Once the crop tool is selected, I simply place the tool on a section of my image and then drag the crop tool to the opposite corner. Once I have the basic size and composition set, I can move the area to be cropped by selecting the move tool which has an arrow and a little cross type thing next to it in the left hand tool box. I can then move the square area I’ve selected around as desired. When I’m happy with the photo and it looks good to me, I hit “enter” on the keyboard to crop the image. If I don’t like the way I cropped the image, I select “edit” from the top bar on my screen and then “undo” or I can type “Ctrl + Z” for the short cut.
Note: While I eyeball my photos to see what looks right, you can get very specific and enable the grid and ruler for precision. Go to “view” on top bar, then click on “ruler” to enable ruler, and “show” – then “grid”.
When I take photos of my work, I always take them in “High Quality” setting which is labeled HQ on my camera – though, I can take them as a RAW, TIFF or SHQ which are higher quality and much larger files than HQ. For online work, HQ is plenty big. I can also take them at a lower resolution by selecting the appropriate resolution from my camera’s menu screen.
To see what size my newly cropped image is, I type “Ctrl + Alt + I” to open the image size box. I can also click on “image” on top bar, then “image size” to open the dialog box.
For the web, 72 dpi is sufficient and Etsy, specifies images no larger than 1000 px in any single dimension. I normally default to 800 px and always have. It’s plenty big and if printed represents 11.11″. Obviously if I were submitting images for a juried show, book or magazine submission, I would use a higher resolution based on guidelines provided.
Once I’ve entered the resolution and pixel dimensions, I hit “enter” on keyboard or “ok” in the dialog box.
Once, I’ve made the image smaller, I have to save it to my computer so that I can upload the new image to my Etsy shop.
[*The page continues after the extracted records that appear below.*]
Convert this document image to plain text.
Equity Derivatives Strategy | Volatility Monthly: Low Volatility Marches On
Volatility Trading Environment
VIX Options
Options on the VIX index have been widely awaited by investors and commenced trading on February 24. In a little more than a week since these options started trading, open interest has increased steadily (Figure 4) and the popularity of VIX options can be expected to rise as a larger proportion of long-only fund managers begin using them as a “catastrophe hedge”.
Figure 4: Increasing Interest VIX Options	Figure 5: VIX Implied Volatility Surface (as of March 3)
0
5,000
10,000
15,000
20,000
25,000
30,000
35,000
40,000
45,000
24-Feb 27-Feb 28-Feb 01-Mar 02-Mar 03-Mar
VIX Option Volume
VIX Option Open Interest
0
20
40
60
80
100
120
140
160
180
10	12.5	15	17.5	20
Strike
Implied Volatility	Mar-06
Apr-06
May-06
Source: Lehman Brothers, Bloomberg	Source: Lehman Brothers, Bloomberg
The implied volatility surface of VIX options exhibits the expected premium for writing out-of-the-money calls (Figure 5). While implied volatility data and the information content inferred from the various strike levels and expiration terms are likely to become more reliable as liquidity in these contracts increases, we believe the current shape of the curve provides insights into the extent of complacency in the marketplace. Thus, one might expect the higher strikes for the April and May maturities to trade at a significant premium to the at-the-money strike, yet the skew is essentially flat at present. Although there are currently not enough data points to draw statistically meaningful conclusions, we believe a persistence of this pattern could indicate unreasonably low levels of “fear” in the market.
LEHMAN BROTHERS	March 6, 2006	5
I type in “Ctrl + S” to save the image to my computer. Note: this affects the original photo file that I have uploaded to my computer. If I wish to preserve the original file for later use, I can type “Ctrl + Shift + S” (or click on “file” – “save as”) to save as a different file name. I will now have 2 images of same shot on my computer – the original and the newly altered one. Sometimes this is good if I want to upload the same photo to different sites or to keep the original files away for future use or posterity.
Rinse, wash and repeat for each photo. Believe it or not, I can cruise through 100 or more photos in a about an hour. The hard part is taking them.
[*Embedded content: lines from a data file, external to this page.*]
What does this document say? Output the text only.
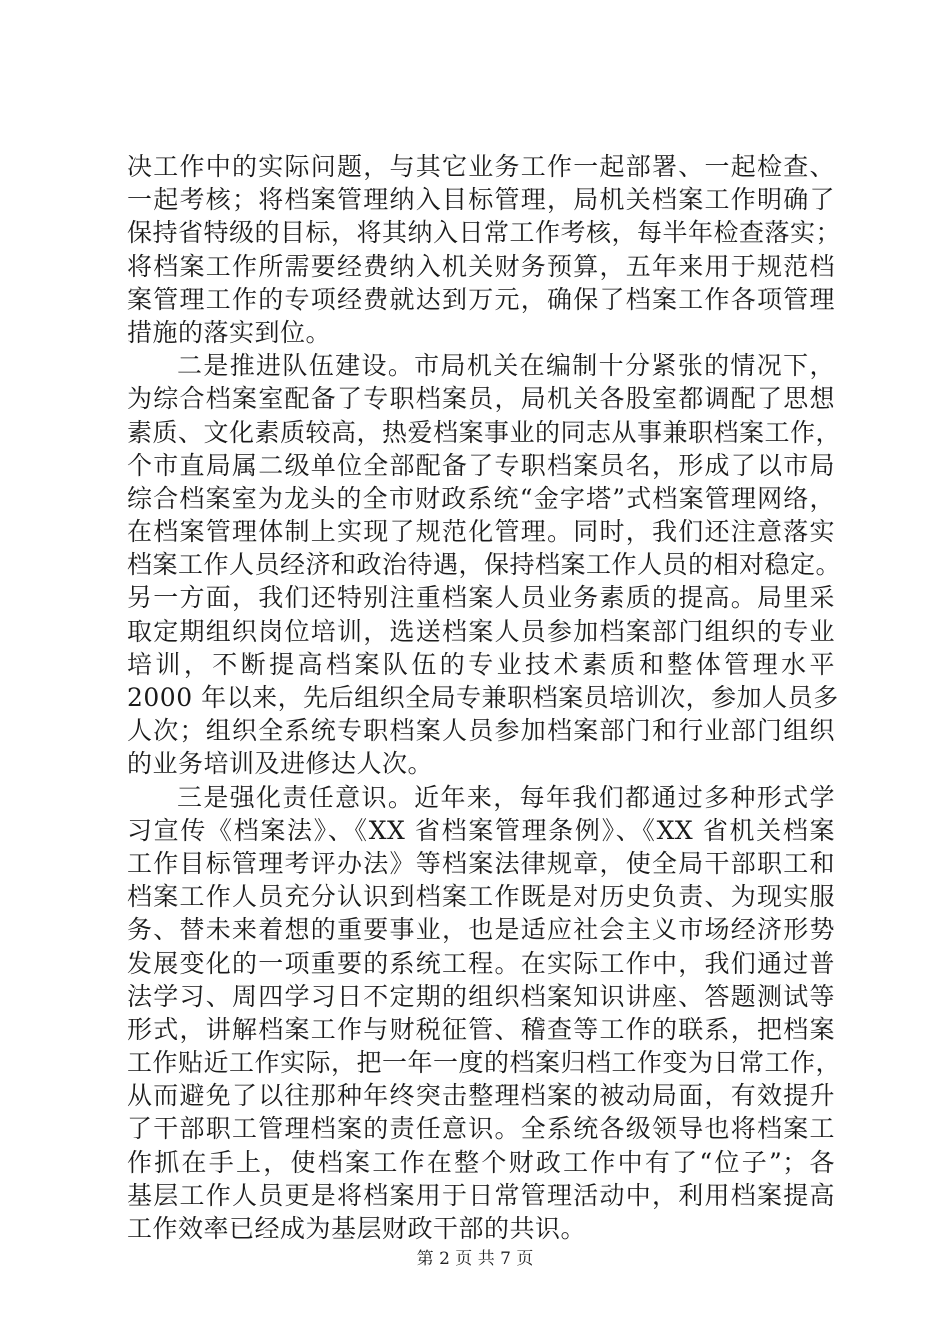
决工作中的实际问题，与其它业务工作一起部署、一起检查、
一起考核；将档案管理纳入目标管理，局机关档案工作明确了
保持省特级的目标，将其纳入日常工作考核，每半年检查落实；
将档案工作所需要经费纳入机关财务预算，五年来用于规范档
案管理工作的专项经费就达到万元，确保了档案工作各项管理
措施的落实到位。
二是推进队伍建设。市局机关在编制十分紧张的情况下，
为综合档案室配备了专职档案员，局机关各股室都调配了思想
素质、文化素质较高，热爱档案事业的同志从事兼职档案工作，
个市直局属二级单位全部配备了专职档案员名，形成了以市局
综合档案室为龙头的全市财政系统“金字塔”式档案管理网络，
在档案管理体制上实现了规范化管理。同时，我们还注意落实
档案工作人员经济和政治待遇，保持档案工作人员的相对稳定。
另一方面，我们还特别注重档案人员业务素质的提高。局里采
取定期组织岗位培训，选送档案人员参加档案部门组织的专业
培训，不断提高档案队伍的专业技术素质和整体管理水平
2000 年以来，先后组织全局专兼职档案员培训次，参加人员多
人次；组织全系统专职档案人员参加档案部门和行业部门组织
的业务培训及进修达人次。
三是强化责任意识。近年来，每年我们都通过多种形式学
习宣传《档案法》、《XX 省档案管理条例》、《XX 省机关档案
工作目标管理考评办法》等档案法律规章，使全局干部职工和
档案工作人员充分认识到档案工作既是对历史负责、为现实服
务、替未来着想的重要事业，也是适应社会主义市场经济形势
发展变化的一项重要的系统工程。在实际工作中，我们通过普
法学习、周四学习日不定期的组织档案知识讲座、答题测试等
形式，讲解档案工作与财税征管、稽查等工作的联系，把档案
工作贴近工作实际，把一年一度的档案归档工作变为日常工作，
从而避免了以往那种年终突击整理档案的被动局面，有效提升
了干部职工管理档案的责任意识。全系统各级领导也将档案工
作抓在手上，使档案工作在整个财政工作中有了“位子”；各
基层工作人员更是将档案用于日常管理活动中，利用档案提高
工作效率已经成为基层财政干部的共识。
第 2 页 共 7 页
It’s really important to have a filing system for photographs – I stress this because I have been a lax filer, and have lost images, altered originals, can’t find image I need when I want it fast, etc. etc. For work like my inexpensive ceramic jewelry piece, this isn’t so critical, but for one off ceramic pieces that I no longer own, it’s a problem.
My final listing can be seen here: http://www.etsy.com/view_listing.php?listing_id=17845165. Notice, I’ve added a prop to one of my photos just for contrast.
I do prefer using a graduated dark charcoal gray to white photo backdrop for photographing pottery, although some people have been successful creating a catalog type product photo set up. It just depends on the venue and audience. I have found that using a graduated backdrop (like the one above) also eliminates the need to adjust photos, other than cropping and image size adjustment, in most cases.
In pinch, for less than $2.00 for the cost of paper, the make do set up above would work a lot better as a photo backdrop than many of the photographs I see on Etsy. Simply place a large piece of paper on a table or other item against a wall and photograph outside on an overcast day or at dawn or dusk to eliminate nasty direct sunshine glare. Different colored drawing paper would also work as a backdrop including black, gray, and something that would contrast well with the work while remaining neutral.